Monday, September 13, 2010

Diggin' Potatoes

There is nothing more fun than harvesting a crop that has been growing underground for six months.  You never know what you're going to get.

  Back in February & March we carefully selected seed potatoes.  Due to limited space, we had to debate the virtues of each variety and decide how many of each type to grow.  Terry loves Russets, I don't.  I wanted to try Russian fingerlings, he was skeptical.  I definitely wanted Yukon Golds, Terry wanted more Russets.  I don't care for Purples, but we had some good looking Purple tubers from last year that were sprouted and ready to go.  We both like Reds.

After the potatoes plants flower, you can start digging for young potatoes, carefully rooting around with your hand in the soil.  I learned that I loved Russian Fingerlings.  Terry did too.  I don't think Terry met a potato he didn't like.  Russian Fingerlings have a waxy flesh and they are narrow and knobby like fingers.  Great for nuking and then grilling to finish them off.  
To get a crop to store in the cellar, wait until the plants die back completely, which means that the skins have matured.  Even though we've been eating potatoes for a couple months, we still had 88 lbs to squirrel away for Fall.    

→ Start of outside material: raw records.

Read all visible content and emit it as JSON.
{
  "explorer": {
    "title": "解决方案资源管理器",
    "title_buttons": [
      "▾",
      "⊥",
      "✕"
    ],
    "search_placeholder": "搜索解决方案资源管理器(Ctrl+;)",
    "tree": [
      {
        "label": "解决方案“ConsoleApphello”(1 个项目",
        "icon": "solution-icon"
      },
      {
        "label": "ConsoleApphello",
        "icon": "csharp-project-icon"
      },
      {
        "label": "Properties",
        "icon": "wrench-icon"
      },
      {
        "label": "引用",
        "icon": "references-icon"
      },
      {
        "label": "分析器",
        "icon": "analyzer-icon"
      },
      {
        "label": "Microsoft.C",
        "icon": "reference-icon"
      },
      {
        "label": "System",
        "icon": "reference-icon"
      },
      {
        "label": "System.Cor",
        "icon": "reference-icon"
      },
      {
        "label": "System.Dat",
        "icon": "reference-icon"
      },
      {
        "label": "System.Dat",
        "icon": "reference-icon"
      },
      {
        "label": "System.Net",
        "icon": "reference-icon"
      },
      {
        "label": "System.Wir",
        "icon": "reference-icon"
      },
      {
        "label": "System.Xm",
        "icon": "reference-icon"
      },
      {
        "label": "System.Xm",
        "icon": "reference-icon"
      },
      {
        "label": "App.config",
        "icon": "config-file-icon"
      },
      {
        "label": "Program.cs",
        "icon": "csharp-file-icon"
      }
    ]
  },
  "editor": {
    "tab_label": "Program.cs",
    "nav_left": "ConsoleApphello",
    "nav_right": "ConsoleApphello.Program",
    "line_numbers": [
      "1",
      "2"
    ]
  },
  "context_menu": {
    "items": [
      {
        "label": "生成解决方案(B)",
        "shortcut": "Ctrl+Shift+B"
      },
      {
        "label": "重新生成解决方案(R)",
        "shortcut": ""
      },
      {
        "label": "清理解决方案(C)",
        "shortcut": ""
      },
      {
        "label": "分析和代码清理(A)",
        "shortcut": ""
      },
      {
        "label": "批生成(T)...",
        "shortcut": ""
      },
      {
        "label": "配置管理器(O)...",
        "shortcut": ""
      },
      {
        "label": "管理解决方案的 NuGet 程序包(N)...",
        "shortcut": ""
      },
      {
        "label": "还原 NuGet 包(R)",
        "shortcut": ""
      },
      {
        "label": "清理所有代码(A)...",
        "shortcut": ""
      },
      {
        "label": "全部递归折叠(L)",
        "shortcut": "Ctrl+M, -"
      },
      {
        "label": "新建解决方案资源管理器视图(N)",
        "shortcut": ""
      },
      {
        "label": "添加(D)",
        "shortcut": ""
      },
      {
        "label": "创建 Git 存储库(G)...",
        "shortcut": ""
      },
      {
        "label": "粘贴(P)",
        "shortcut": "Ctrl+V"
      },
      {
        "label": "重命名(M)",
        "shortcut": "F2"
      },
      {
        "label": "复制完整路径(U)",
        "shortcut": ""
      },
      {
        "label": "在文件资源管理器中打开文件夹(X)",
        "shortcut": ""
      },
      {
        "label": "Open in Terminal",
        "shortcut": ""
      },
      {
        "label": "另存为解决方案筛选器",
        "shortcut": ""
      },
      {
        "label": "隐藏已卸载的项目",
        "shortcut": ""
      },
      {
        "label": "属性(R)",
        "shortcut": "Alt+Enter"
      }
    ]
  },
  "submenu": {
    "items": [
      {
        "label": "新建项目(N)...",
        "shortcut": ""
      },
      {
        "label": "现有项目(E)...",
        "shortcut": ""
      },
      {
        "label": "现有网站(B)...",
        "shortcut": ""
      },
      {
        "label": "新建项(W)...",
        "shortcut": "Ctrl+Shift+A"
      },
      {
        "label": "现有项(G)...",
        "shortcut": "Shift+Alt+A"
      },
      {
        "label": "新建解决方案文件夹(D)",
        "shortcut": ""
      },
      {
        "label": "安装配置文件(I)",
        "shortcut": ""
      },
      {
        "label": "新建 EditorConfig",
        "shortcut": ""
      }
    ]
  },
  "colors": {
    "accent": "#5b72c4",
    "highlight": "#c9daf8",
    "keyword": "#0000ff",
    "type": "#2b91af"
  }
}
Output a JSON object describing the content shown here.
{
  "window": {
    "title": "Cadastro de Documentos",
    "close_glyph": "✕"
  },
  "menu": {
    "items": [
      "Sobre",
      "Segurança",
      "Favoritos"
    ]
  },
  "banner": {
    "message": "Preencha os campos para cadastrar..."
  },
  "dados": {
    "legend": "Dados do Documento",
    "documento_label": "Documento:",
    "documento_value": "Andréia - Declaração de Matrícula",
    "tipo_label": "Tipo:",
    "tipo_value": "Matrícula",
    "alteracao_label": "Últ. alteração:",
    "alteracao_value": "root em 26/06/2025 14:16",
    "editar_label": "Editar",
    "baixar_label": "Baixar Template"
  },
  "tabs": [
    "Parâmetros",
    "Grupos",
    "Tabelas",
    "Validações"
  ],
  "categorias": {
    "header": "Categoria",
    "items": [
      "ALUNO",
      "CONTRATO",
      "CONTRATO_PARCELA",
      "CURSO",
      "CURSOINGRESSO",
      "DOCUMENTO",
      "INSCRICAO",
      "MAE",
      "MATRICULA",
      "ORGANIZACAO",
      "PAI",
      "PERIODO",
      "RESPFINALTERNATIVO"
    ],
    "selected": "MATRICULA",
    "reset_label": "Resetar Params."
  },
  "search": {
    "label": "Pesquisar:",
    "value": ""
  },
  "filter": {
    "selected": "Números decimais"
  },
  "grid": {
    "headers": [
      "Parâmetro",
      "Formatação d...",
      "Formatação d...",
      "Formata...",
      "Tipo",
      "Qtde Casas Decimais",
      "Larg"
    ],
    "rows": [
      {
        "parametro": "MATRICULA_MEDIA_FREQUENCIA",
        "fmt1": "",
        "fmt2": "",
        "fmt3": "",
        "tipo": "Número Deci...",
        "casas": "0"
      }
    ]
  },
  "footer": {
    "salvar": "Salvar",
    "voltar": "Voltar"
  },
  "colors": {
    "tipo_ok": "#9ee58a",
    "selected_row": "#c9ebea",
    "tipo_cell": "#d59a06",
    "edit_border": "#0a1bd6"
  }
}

Note: wear gloves if you're going to use you hands to harvest your potatoes.  There is nothing more painful than having the skin pull away from under most of your fingernails and then having dirt shoved way up in there.

Thank You!

We've had a wonderful response from the community to the Newspaper article.  Just want to thank everyone for their support and encouragement.

So, what is growing in your garden?  Would you like your garden to be featured on the The Tacoma Kitchen Garden Journal.  Email photos & comments to me at

Wednesday, September 1, 2010

Late Summer Harvest

This Summer was much cooler than last year, so many of our warm weather crops were not very happy.  It was mid-August before we got some ripe tomatoes, cucumbers, eggplant, peppers, and corn.

Cal Wonder Bell Peppers, Hungarian Wax Peppers, Asian Eggplant

Zucchini & Crookneck Squash with Hydrangea Limelight
We planted just the right amount of Summer squash this year- 1 Zucchini, 1 Crookneck, 2 Scallop.  We have enough to eat and give to neighbors without feeling overwhelmed.

Our Tri-star Strawberries took forever to start producing.  There was a lot of malformed and undeveloped fruit that I had to pick off before the plants would put out new flowers.  Then it took a stretch of warm weather before the new fruit would form. 

Another great Frost Peach year except that many of the pits were split due to cool weather during the blooming period.  There were also earwigs in some of the fruit and moldy spots.  I did eat my fill of peaches and still had some for the freezer.

We grew tons of onions this year (at least 100).  They did fabulous.  The only problem is that we mixed Walla Wallas with yellows and now we can't tell the difference between the two.  Yellows store well and Walla Wallas don't.  Now we just have to find homes for all the extras.

We got flowers, but no beans yet.  However our neighbor shared hers with us.  Yay!